Saskatchewan to increase inspections used to prevent aquatic invasive species like zebra mussels
Mandatory for people transporting boats on all public roads in province to stop at inspection stations
The Saskatchewan government says a total of six mobile watercraft decontamination units will be used this year to prevent aquatic invasive species from making a home in the province's lakes and rivers.
The Ministry of Environment has released some details of this year's inspection program, which will see an increase in the number of boats checked for creatures such as zebra mussels.
Out of all the inspections done in 2017, 307 watercraft received detailed checks by conservation officers and 119 needed decontamination.
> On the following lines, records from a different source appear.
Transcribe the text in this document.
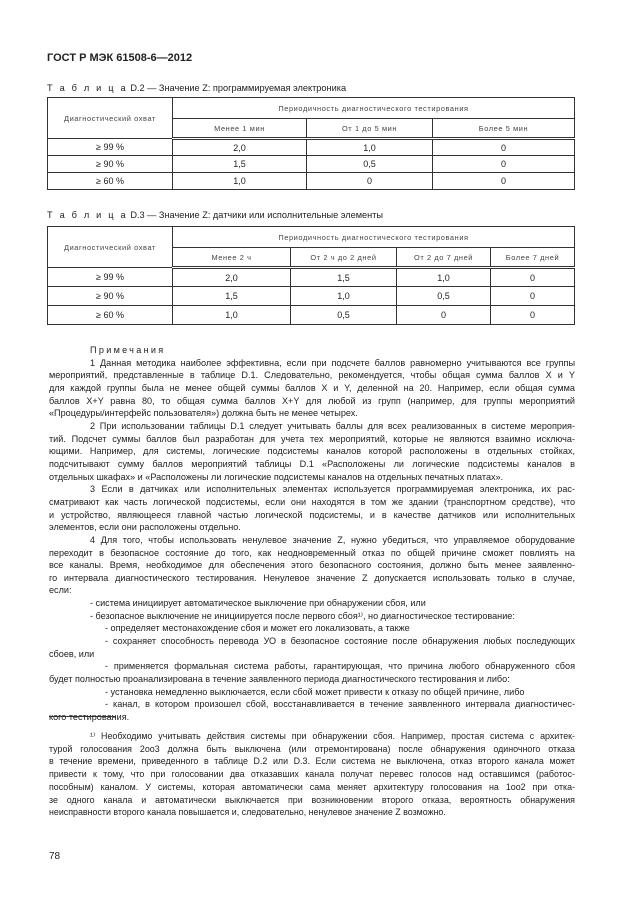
ГОСТ Р МЭК 61508-6—2012
Т а б л и ц а D.2 — Значение Z: программируемая электроника
Диагностический охват	Периодичность диагностического тестирования		
	Менее 1 мин	От 1 до 5 мин	Более 5 мин
≥ 99 %	2,0	1,0	0
≥ 90 %	1,5	0,5	0
≥ 60 %	1,0	0	0
Т а б л и ц а D.3 — Значение Z: датчики или исполнительные элементы
Диагностический охват	Периодичность диагностического тестирования			
	Менее 2 ч	От 2 ч до 2 дней	От 2 до 7 дней	Более 7 дней
≥ 99 %	2,0	1,5	1,0	0
≥ 90 %	1,5	1,0	0,5	0
≥ 60 %	1,0	0,5	0	0
Примечания
1 Данная методика наиболее эффективна, если при подсчете баллов равномерно учитываются все группы
мероприятий, представленные в таблице D.1. Следовательно, рекомендуется, чтобы общая сумма баллов X и Y
для каждой группы была не менее общей суммы баллов X и Y, деленной на 20. Например, если общая сумма
баллов X+Y равна 80, то общая сумма баллов X+Y для любой из групп (например, для группы мероприятий
«Процедуры/интерфейс пользователя») должна быть не менее четырех.
2 При использовании таблицы D.1 следует учитывать баллы для всех реализованных в системе мероприя-
тий. Подсчет суммы баллов был разработан для учета тех мероприятий, которые не являются взаимно исключа-
ющими. Например, для системы, логические подсистемы каналов которой расположены в отдельных стойках,
подсчитывают сумму баллов мероприятий таблицы D.1 «Расположены ли логические подсистемы каналов в
отдельных шкафах» и «Расположены ли логические подсистемы каналов на отдельных печатных платах».
3 Если в датчиках или исполнительных элементах используется программируемая электроника, их рас-
сматривают как часть логической подсистемы, если они находятся в том же здании (транспортном средстве), что
и устройство, являющееся главной частью логической подсистемы, и в качестве датчиков или исполнительных
элементов, если они расположены отдельно.
4 Для того, чтобы использовать ненулевое значение Z, нужно убедиться, что управляемое оборудование
переходит в безопасное состояние до того, как неодновременный отказ по общей причине сможет повлиять на
все каналы. Время, необходимое для обеспечения этого безопасного состояния, должно быть менее заявленно-
го интервала диагностического тестирования. Ненулевое значение Z допускается использовать только в случае,
если:
- система инициирует автоматическое выключение при обнаружении сбоя, или
- безопасное выключение не инициируется после первого сбоя¹⁾, но диагностическое тестирование:
- определяет местонахождение сбоя и может его локализовать, а также
- сохраняет способность перевода УО в безопасное состояние после обнаружения любых последующих
сбоев, или
- применяется формальная система работы, гарантирующая, что причина любого обнаруженного сбоя
будет полностью проанализирована в течение заявленного периода диагностического тестирования и либо:
- установка немедленно выключается, если сбой может привести к отказу по общей причине, либо
- канал, в котором произошел сбой, восстанавливается в течение заявленного интервала диагностичес-
кого тестирования.
¹⁾ Необходимо учитывать действия системы при обнаружении сбоя. Например, простая система с архитек-
турой голосования 2oo3 должна быть выключена (или отремонтирована) после обнаружения одиночного отказа
в течение времени, приведенного в таблице D.2 или D.3. Если система не выключена, отказ второго канала может
привести к тому, что при голосовании два отказавших канала получат перевес голосов над оставшимся (работос-
пособным) каналом. У системы, которая автоматически сама меняет архитектуру голосования на 1oo2 при отка-
зе одного канала и автоматически выключается при возникновении второго отказа, вероятность обнаружения
неисправности второго канала повышается и, следовательно, ненулевое значение Z возможно.
78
More than 90 locations were also sampled last year for alien species through a provincial monitoring program.
To date, no invasive mussels have been found in Saskatchewan.
The Government of Saskatchewan has proclaimed May 6 to 12 as Aquatic Invasive Species Awareness Week to raise awareness of the risks to the province's water bodies.
It's mandatory for people transporting boats on all public roads in Saskatchewan to stop at inspection stations and ensure drainage plugs in their craft are taken out while they're being moved.
Failure to do so may result in a $500 fine, while illegally transporting aquatic invasive species is subject to a separate $500 fine.
Environment Minister Dustin Duncan has said aquatic invasive species, such as zebra and quagga mussels, pose a serious threat to lakes and waterways in Western Canada and prevention is of the utmost importance.
Earlier this year, the City of Winnipeg announced $1 million in funding to prepare for what it says is the inevitable arrival of zebra mussels at the city's drinking water source.
The money will be spent on control measures to prevent the mussels from clogging the intake structure at Shoal Lake by 2019.
City officials said it involves the use of chlorine injections to kill them.